Dec. 4 2007
Washington, D.C. — The Campaign for Tobacco-Free Kids applauds the eight state attorneys general who today have taken quick and aggressive action to stop R.J. Reynolds’ unscrupulous new marketing campaign for Camel cigarettes that clearly appeals to youth, in violation of the 1998 state tobacco settlement. The attorneys general have sued R.J. Reynolds for violating the settlement with a new Camel ad in Rolling Stone magazine that announced a promotion involving “indie rock” bands and came wrapped around a four-page cartoon insert that listed such bands. While R.J. Reynolds and Rolling Stone claimed the cartoon was “editorial content” and not part of the Camel ad, the nine-page spread appeared to be one giant cigarette ad that violates the tobacco settlement’s prohibition on the use of cartoons to market cigarettes.
Today’s announcement by the attorneys general represents the aggressive enforcement action needed to put teeth in the tobacco settlement’s prohibition on marketing to youth, including its prohibition on the use of cartoons. The settlement states, “No Participating Manufacturer may take any action, directly or indirectly, to target Youth within any Settling State in the advertising, promotion or marketing of Tobacco Products.” The attorneys general are seeking financial penalties that could total more than $100 million if every state joins the action ($100 per magazine distributed and $100 per hit on R.J. Reynolds’ Web site, www.thefarmrocks.com). The attorneys general are also seeking the removal of the cartoon images from all websites, ads and other promotional materials and a payment by R.J. Reynolds to the American Legacy Foundation to support tobacco prevention advertisements.
We applaud the bipartisanship leadership shown by Attorney Generals Jerry Brown of California, Richard Blumenthal of Connecticut, Lisa Madigan of Illinois, Douglas Gansler of Maryland, Andrew Cuomo of New York, Marc Dann of Ohio, Tom Corbett of Pennsylvania and Rob McKenna of Washington.
Strong enforcement action is necessary to stop R.J. Reynolds and other tobacco companies from continuing to circumvent the tobacco settlement and find new ways to market cigarettes to children. The tobacco companies have demonstrated by their actions that they will not make real change unless they are forced to do so.
As the attorneys general noted today, R.J. Reynolds – the same company that once marketed cigarettes to kids with the now-banned Joe Camel cartoon character – has repeatedly faced legal action for possible violations of the tobacco settlement. While R.J. Reynolds last week stated that it will not advertise in magazines and newspapers in 2008, the company is already circumventing its own policy. According to a report in BrandWeek magazine, R.J. Reynolds is transferring its Marshall McGearty premium cigarette brand to Santa Fe Natural Tobacco, another unit of parent company Reynolds American, to continue advertising this brand in newspapers. R.J. Reynolds has refused to make its decision not to market in magazines permanent and made clear that it reserves the right to reverse its new advertising policy at any time. In addition, the policy apparently does not apply to other Reynolds American companies, including Santa Fe Natural Tobacco and the Conwood smokeless tobacco company.

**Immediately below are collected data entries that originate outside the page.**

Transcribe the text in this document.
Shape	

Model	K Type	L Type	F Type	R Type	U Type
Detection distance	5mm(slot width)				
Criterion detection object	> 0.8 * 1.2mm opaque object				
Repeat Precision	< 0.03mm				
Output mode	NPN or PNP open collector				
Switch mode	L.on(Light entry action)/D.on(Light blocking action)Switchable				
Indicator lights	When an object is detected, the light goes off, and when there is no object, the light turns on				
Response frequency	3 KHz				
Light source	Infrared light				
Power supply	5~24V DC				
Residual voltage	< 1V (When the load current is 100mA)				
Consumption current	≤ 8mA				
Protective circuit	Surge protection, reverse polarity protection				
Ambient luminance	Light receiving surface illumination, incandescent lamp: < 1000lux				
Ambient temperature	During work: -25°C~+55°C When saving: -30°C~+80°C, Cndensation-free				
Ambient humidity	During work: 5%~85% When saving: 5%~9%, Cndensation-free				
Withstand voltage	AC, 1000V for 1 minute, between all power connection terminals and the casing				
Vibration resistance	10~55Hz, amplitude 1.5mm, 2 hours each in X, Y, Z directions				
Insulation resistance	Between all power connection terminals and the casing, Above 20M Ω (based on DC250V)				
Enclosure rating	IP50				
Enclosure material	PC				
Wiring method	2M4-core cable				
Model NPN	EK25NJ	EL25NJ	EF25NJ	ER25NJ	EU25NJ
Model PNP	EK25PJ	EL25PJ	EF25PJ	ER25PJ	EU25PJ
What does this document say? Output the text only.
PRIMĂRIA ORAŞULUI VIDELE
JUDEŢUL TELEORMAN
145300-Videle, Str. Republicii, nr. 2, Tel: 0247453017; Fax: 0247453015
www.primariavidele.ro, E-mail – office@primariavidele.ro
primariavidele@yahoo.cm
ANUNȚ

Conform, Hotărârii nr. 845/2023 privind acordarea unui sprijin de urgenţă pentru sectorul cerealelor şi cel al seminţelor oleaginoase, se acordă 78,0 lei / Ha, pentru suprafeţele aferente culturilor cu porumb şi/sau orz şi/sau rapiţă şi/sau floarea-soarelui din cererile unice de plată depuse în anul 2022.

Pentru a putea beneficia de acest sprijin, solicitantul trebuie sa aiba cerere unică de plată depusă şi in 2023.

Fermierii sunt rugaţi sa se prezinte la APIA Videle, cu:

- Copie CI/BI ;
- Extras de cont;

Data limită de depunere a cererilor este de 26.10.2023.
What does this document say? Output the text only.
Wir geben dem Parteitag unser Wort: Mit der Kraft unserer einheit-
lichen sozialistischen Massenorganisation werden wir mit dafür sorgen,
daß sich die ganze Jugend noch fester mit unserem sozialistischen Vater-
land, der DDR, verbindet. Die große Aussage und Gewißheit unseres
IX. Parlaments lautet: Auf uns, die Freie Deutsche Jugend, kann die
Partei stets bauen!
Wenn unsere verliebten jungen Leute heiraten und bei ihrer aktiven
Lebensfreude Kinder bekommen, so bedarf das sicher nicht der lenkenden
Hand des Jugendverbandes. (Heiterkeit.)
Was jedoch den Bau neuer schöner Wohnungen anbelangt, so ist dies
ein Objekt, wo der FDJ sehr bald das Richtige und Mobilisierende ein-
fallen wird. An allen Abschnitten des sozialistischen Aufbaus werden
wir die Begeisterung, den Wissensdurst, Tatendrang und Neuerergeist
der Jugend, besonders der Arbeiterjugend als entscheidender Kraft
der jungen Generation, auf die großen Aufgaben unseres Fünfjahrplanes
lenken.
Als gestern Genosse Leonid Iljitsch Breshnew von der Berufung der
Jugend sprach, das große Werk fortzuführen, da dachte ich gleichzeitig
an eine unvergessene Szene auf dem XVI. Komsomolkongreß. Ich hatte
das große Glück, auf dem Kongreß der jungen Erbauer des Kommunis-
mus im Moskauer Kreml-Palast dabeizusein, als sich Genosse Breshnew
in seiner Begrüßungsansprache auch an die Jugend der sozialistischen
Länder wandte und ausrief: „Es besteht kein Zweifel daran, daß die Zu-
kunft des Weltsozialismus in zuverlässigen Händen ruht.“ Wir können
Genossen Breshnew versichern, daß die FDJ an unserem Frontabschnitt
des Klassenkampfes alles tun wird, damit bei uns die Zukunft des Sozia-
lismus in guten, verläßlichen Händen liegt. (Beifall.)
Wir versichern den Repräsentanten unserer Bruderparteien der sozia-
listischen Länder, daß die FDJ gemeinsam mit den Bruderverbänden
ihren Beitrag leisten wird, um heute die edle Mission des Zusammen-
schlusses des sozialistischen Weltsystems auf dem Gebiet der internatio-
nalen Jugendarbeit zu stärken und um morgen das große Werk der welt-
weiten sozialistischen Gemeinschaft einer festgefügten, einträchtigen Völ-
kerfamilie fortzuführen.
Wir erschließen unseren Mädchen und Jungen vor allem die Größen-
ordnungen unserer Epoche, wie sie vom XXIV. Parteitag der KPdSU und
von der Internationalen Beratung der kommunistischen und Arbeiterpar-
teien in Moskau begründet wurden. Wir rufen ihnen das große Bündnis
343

Aggressive actions by the state attorneys general have been critical in reining in the marketing practices of R.J. Reynolds and other tobacco companies. It is also critical that Congress build on the tobacco settlement’s marketing restrictions, which addressed only a small portion of tobacco marketing, by enacting legislation granting the U.S. Food and Drug Administration authority over tobacco products. This legislation goes beyond the settlement in restricting tobacco marketing and sales to kids, including restricting all tobacco advertising in stores and in magazines with high youth readership to black and white text only. This legislation would also require that tobacco companies disclose the contents of tobacco products and reduce or remove harmful ingredients; stop tobacco companies from misleading the public about the health risks of their products; and require larger, more effective health warnings on tobacco products.